Unimolecular Fragmentation Properties of Thermometer Ions from Chemical Dynamics Simulations

Thermometer ions are widely used to calibrate the internal energy of the ions produced by electrospray ionization in mass spectrometry. Commonly used ions are benzylpyridinium ions with different substituents. More recently benzhydrylpyridinium ions were proposed for their lower bond dissociation energies. Direct dynamics simulations using M06-2X/6-31G(d), DFTB, and PM6-D3 are performed to characterize the activation energies of two representative systems; para-methyl-benzylpyridinium ion (p-Me-BnPy+) and methyl,methylbenzhydrylpyridinium ion (Me,Me-BhPy+). The theoretical bond dissociation energies match closely with the experiment. Simulation results are used to calculate rate constants for the two systems. These rate constants and their uncertainties are used to find the Arrhenius activation energies and RRK fitted threshold energies which give reasonable agreement with calculated bond dissociation energies at the same level of theory.
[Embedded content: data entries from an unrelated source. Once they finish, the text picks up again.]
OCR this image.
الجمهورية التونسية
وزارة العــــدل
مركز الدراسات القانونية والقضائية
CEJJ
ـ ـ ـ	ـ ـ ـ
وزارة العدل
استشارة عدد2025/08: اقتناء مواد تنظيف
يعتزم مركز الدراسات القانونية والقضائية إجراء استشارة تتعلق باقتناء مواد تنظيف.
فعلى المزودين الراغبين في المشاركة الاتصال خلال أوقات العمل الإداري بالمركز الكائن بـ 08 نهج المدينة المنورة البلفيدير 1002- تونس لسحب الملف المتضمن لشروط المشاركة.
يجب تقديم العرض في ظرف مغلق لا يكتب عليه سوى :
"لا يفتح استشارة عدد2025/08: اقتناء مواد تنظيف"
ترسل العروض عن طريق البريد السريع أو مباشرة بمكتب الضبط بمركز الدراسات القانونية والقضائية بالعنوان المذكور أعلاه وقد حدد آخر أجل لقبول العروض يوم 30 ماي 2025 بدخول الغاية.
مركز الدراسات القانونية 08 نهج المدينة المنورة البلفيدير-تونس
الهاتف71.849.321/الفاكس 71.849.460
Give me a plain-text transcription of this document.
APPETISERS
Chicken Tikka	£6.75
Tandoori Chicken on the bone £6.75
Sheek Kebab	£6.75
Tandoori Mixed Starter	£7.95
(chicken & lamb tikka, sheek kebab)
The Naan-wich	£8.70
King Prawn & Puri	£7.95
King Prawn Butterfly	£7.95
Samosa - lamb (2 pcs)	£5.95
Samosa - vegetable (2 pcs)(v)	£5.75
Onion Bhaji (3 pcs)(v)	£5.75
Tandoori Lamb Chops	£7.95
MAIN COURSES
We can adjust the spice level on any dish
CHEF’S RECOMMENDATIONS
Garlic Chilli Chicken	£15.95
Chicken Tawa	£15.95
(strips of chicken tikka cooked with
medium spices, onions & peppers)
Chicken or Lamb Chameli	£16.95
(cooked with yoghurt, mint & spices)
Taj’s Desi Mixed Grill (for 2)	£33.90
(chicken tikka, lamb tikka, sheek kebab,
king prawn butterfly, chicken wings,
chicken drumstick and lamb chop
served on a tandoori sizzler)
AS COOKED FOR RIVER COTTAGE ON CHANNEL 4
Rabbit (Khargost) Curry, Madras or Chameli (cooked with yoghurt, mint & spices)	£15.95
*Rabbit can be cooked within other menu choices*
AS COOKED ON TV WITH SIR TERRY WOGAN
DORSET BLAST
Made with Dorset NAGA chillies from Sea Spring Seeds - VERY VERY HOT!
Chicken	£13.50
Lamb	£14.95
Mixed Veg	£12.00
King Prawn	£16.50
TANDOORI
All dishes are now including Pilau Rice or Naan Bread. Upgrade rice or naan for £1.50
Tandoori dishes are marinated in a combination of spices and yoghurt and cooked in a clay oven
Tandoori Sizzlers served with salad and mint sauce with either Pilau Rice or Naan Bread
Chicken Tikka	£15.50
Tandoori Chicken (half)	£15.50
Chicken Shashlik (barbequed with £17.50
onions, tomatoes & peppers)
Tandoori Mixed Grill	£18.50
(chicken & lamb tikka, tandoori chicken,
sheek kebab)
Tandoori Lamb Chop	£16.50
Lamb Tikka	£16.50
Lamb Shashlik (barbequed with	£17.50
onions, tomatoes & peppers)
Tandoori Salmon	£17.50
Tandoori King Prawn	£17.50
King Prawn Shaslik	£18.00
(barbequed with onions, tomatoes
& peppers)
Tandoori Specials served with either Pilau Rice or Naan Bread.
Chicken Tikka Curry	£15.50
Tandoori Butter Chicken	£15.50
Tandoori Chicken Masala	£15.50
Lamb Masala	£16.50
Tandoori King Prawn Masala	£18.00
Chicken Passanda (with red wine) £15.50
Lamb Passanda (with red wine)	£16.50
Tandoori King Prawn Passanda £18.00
There is only one fragmentation mechanism observed for both systems, which involves C-N bond dissociation via a loose transition state, to generate either benzylium or benzhydrylium ion and a neutral pyridine molecule. For p-Me-BnPy+ using DFTB and PM6-D3 the formation of tropylium ion, from rearrangement of benzylium ion, was observed but only at higher excitation energies and for longer simulation times. These observations suggest that there is no competition between reaction pathways that could affect the reliability of internal energy calibrations.